Sugar substitutes
Holiday baking means using sweeteners. Try these substitutes for sugar – they’ve all been tested by our members and their families, and have passed with flying colors.
- Sugar (dry sweetener) * Most of the time, the Total Health Makeover® recommends the least processed sweeteners.
The dry versions are Sucanat® and Rapadura. However, they will make your baked goods darker in color, and while that’s not a problem with chocolate, gingerbread, molasses, or other dark cookies, with some recipes, a light color is more desirable. Instead, use turbinado sugar, Florida crystals or evaporated cane juice (different manufacturers may call them by different names). In some cases, these sweeteners are labeled “organic sugar.”
Other dry sweeteners that you may find in these recipes include date sugar and maple sugar, which are also good substitutes, especially in combination with Sucanat® or Rapadura.
When recipes call for white and brown sugar, you can often use two different sweeteners for great flavor (for example, Sucanat® and maple sugar in oatmeal cookies; Sucanat® and date sugar in chocolate chip cookies).

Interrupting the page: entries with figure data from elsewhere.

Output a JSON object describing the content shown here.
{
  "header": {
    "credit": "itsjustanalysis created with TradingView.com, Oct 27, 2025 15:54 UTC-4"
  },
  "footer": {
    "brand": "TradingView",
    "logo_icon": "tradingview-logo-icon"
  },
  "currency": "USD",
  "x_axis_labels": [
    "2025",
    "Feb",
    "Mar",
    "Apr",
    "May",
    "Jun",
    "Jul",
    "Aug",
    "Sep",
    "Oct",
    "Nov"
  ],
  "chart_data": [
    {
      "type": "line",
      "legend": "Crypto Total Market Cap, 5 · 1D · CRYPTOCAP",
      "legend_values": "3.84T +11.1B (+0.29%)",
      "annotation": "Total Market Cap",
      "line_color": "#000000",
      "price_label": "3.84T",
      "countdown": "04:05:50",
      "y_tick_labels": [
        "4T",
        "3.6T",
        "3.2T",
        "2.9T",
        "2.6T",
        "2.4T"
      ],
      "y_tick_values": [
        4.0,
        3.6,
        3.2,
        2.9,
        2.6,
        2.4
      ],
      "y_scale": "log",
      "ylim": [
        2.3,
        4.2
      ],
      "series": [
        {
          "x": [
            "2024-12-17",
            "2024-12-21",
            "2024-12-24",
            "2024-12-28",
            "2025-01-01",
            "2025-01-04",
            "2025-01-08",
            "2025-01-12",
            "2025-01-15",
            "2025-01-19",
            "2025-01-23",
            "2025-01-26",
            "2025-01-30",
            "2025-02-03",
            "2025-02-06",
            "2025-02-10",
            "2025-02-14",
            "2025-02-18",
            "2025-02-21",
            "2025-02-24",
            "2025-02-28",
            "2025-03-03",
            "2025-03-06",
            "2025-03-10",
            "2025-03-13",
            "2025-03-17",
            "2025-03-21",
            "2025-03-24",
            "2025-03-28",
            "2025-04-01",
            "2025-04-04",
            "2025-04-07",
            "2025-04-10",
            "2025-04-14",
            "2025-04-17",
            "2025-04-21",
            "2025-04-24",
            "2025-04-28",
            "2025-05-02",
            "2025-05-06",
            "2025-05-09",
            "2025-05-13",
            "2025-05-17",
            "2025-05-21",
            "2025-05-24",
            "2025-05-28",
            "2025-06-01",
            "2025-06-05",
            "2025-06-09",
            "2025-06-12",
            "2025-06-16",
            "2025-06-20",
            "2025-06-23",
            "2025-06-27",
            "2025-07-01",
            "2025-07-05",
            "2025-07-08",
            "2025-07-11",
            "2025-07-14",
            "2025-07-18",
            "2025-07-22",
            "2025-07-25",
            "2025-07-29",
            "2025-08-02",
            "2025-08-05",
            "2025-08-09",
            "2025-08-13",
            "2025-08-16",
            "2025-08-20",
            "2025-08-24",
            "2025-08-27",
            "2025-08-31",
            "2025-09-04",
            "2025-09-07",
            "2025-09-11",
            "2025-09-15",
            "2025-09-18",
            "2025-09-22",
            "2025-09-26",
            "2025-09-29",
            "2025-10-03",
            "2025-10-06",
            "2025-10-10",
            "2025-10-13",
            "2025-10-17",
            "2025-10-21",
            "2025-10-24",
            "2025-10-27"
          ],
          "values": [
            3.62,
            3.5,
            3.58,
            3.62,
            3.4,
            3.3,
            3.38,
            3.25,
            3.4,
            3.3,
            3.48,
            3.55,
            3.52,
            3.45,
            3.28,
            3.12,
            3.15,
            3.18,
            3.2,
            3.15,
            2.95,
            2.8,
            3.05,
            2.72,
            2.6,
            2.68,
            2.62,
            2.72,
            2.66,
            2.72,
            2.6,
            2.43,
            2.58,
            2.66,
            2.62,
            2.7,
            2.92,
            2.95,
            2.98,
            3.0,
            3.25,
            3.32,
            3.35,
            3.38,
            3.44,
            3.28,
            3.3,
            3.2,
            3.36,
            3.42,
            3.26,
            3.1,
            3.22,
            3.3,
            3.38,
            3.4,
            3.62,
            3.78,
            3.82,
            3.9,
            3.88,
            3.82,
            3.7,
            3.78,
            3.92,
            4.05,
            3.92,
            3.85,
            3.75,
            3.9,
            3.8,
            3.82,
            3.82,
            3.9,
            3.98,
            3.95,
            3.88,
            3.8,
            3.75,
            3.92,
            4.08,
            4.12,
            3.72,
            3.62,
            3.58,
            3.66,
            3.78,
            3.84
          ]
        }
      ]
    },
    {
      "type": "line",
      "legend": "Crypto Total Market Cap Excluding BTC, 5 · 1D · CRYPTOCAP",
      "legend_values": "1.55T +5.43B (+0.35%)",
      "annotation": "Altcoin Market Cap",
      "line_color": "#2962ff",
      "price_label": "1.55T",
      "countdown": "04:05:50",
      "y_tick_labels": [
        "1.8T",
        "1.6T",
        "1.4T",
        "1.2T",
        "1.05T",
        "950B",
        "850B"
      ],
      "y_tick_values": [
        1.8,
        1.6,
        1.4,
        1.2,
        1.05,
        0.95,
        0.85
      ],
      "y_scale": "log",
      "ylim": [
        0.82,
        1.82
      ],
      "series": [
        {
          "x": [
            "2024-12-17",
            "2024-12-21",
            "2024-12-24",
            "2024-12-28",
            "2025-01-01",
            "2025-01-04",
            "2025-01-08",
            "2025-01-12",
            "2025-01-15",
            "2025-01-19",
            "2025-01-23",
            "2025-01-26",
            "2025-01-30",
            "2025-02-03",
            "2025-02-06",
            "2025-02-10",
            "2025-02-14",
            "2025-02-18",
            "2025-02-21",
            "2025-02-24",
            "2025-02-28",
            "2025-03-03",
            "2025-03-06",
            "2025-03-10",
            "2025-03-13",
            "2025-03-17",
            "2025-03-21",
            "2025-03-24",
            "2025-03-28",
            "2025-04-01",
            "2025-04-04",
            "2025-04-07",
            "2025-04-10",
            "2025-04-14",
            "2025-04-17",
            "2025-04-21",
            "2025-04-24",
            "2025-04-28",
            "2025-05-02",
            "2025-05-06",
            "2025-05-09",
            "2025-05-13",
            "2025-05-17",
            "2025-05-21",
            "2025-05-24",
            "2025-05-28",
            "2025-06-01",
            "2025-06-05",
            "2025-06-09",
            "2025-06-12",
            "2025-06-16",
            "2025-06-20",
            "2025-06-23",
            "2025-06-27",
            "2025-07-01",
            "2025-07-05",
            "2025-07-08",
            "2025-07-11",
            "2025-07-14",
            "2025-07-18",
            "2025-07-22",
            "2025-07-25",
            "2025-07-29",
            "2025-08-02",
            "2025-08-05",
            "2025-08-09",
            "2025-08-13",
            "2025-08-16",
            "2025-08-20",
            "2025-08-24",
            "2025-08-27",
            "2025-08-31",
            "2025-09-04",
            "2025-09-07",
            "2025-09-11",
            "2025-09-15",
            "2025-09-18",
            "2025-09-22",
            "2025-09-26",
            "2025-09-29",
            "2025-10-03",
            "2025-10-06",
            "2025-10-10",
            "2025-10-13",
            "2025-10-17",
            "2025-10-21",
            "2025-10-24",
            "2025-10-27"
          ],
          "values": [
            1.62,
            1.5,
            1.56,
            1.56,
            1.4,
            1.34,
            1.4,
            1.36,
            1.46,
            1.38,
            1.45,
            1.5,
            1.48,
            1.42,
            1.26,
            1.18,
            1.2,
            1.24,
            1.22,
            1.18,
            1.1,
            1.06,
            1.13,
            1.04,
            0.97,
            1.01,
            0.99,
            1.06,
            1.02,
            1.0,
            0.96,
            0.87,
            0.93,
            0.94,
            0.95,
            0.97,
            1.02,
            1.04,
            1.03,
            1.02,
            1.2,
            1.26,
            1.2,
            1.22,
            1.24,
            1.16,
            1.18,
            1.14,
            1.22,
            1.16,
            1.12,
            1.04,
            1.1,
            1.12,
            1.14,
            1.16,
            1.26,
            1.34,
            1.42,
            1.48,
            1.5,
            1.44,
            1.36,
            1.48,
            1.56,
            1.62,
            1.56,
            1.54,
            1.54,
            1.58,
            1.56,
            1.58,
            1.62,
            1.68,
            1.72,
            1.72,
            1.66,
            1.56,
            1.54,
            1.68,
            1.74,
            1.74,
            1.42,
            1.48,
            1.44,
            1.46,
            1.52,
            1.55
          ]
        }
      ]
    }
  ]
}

- Syrup (liquid sweeteners) * Liquid sweeteners include maple syrup, blackstrap molasses, raw honey, agave nectar (or agave syrup), and brown rice syrup. Brown rice syrup is a good substitute for corn syrup. Use it in combination with other syrups for more complex flavors.
Unless you want to do a lot of experimenting, substitute a dry sweetener for sugar, and a liquid sweetener for syrup. That is – dry for dry, wet for wet.
Marilu’s book Healthy Life Kitchen contains a table with more details.